Brimming with beautiful music, savory food and vibrant life, the architecture courtyard was transformed into a bustling Asian night market on Friday evening for UM’s annual Lantern Festival.
The two-hour festival, which was a blend of lantern and mid-autumn festivals celebrated across Asia, was hosted by the Asian American Students Association (AASA) in collaboration with the School of Architecture (USoA) Student Council from 8 to 10 p.m. on Oct. 21.
The event featured activities from cultural organizations such as the Filipino Students Association, Society of Asian Scientists and Engineers and the Muslim Students of the University of Miami.
Brandon Quiroz, a sophomore double majoring in health studies and French, enjoyed the activities that Lantern Festival had to offer.
“It was really fun going around to every stand and seeing all the different cultural booths,” Quiroz said. “My favorite activity was the board game where you had to flick a tile in the corner. I didn’t make it in, but it was really fun.”
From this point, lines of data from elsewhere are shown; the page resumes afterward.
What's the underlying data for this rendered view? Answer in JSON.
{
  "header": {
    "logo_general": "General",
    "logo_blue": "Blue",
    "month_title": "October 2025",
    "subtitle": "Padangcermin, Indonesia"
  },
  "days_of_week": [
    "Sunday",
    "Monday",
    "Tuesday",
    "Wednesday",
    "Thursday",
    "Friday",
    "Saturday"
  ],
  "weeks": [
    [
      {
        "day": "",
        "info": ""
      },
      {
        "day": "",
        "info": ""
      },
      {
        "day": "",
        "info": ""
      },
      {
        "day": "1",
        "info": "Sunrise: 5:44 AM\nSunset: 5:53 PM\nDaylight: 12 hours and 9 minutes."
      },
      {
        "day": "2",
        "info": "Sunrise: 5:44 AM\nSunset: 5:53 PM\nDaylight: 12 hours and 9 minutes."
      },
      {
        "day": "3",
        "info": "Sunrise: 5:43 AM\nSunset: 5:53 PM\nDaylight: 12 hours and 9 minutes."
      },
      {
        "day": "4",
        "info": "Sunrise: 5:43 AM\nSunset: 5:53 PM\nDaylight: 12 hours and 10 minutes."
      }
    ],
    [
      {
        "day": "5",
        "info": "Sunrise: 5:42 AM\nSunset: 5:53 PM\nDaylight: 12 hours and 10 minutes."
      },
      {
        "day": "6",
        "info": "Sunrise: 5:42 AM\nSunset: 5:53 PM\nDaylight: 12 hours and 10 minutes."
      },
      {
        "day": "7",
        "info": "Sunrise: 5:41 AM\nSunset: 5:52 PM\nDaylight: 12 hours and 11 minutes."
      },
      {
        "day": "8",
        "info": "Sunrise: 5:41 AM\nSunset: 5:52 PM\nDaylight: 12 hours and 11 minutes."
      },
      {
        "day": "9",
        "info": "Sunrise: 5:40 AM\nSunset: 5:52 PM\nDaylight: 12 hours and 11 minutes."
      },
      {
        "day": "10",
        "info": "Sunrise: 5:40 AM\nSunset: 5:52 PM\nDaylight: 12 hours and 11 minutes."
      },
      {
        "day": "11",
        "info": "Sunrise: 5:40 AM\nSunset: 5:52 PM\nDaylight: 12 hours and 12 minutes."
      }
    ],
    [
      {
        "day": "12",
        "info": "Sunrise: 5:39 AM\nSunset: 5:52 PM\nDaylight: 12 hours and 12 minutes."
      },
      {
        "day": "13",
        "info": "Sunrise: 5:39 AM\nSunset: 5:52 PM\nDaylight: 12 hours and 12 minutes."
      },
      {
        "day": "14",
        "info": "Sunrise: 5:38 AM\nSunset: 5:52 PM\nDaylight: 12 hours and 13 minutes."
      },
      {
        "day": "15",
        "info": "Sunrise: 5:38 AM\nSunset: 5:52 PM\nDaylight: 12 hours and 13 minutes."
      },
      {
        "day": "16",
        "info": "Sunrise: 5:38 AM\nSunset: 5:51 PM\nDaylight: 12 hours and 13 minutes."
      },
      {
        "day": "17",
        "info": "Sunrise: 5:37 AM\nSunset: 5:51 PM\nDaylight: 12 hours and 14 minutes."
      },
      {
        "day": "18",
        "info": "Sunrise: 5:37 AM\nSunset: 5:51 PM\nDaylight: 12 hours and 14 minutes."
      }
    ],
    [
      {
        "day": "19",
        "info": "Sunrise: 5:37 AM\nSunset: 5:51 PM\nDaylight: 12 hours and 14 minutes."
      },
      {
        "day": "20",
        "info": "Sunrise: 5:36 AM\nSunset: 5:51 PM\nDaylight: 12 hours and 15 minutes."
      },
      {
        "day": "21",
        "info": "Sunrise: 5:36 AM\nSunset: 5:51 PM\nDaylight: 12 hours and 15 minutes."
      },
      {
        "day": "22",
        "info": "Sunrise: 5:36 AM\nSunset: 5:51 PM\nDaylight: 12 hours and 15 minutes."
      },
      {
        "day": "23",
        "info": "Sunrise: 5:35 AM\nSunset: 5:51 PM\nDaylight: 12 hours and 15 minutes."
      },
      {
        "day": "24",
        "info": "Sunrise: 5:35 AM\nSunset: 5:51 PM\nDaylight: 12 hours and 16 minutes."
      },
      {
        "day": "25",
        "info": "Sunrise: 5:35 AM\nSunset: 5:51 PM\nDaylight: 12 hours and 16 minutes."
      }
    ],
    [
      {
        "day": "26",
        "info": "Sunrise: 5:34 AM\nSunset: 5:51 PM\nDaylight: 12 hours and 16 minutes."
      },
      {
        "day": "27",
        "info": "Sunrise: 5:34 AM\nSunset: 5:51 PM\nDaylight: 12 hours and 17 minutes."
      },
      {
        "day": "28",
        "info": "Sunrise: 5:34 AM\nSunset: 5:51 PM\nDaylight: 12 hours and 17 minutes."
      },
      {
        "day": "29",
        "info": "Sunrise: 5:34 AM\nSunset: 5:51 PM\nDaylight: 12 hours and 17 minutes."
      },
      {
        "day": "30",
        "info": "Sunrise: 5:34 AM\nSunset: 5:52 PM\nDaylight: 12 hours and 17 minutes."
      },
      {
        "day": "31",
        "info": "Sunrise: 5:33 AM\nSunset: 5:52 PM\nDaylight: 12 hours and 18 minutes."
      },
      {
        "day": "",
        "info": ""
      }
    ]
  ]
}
The biggest feature of the event were the free giveaways that students could earn if they completed five of the eight activities — mooncakes, water lanterns and boba tea, items that quickly ran out an hour after the event began.
But among the busy atmosphere and long lines for boba tea, students found themselves learning more about Asian cultures.
“I was already informed on certain aspects of Asian culture being South Asian myself, but the event introduced me to cultural niches,” said Manisha Woodruff, a sophomore majoring in global health studies and microbiology and immunology. “Clubs that tabled, such as Anime club and LOCKED K-pop dance team, introduced me to aspects of Asian culture that I wasn’t familiar with.”
Student Government president Jamie Williams-Smith also enjoyed the sharing of cultures at the event.
“I really enjoyed seeing so many students come out here and support this event and learning more about Asian American culture, what the lantern festival means and really creating community around this event,” Williams-Smith said.
For organizations that tabled at Lantern Festival, it was a chance to introduce their cultures to new audiences.
Vatsal Lahoti, a sophomore business technology major, tabled for Delta Epsilon Psi (DEPsi), the South Asian service fraternity.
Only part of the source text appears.